Using 20-20 hindsight, by the final days of the expansion of the British empire i get a sense of England merely pressuring locals leaders to accept "advisers" and then subtly manipulating things to get what they wanted rather than violently oppressing people. With the United States (possibly the last semi successful empire) the territory that was incrementally taken was mostly attached to the existing country ... a modest and controllable effort that never really fell into the over-reach that the European empires did. I wonder if the age of empires, especially far flung, tightly controlled and violently held empires, may have truly been waning even by the middle of the 19th century. By the 20th century the era where it made sense, or was even possible, was over. Like anyone who tries something too late, the Japanese, German and Italian adventures seem destined to fail from today's perspective ... but I wouldn't be surprised if there were people at the time who accepted that, economically, what they were trying wasn't a gigantic screw up. With relatively small populations of trusted (racially, politically) people, how in the world were they going to control all those "conquered" peoples and make it all economically viable?
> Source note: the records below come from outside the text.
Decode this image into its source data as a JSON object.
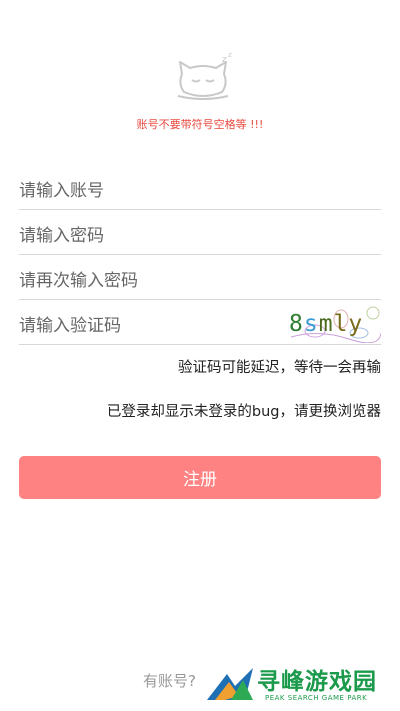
{
  "header": {
    "mascot_icon": "sleeping-cat-icon",
    "warning_text": "账号不要带符号空格等 !!!",
    "warning_color": "#e8493f"
  },
  "form": {
    "account_placeholder": "请输入账号",
    "password_placeholder": "请输入密码",
    "confirm_placeholder": "请再次输入密码",
    "captcha_placeholder": "请输入验证码",
    "captcha_chars": [
      "8",
      "s",
      "m",
      "ly"
    ]
  },
  "notes": {
    "captcha_delay": "验证码可能延迟，等待一会再输",
    "bug_hint": "已登录却显示未登录的bug，请更换浏览器"
  },
  "register_button": {
    "label": "注册",
    "color": "#ff8282"
  },
  "footer": {
    "login_link": "有账号?"
  },
  "watermark": {
    "cn": "寻峰游戏园",
    "en": "PEAK SEARCH GAME PARK"
  }
}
You wonder who was or wasn't asking THAT question. Western militaries tend to create scholars who think deeply about stuff like that, but I'm not sure the politicians ever listen.

Does anyone know if the 19th and 20 century British empire was an undue economic burden to England? I believe I have heard that and I can certainly see how it could be so. Once you morally evolve past mowing down "the natives" to get what you want (and once they get a hold of reasonably modern weapons and tactics) I'm not sure there's much of an economy there.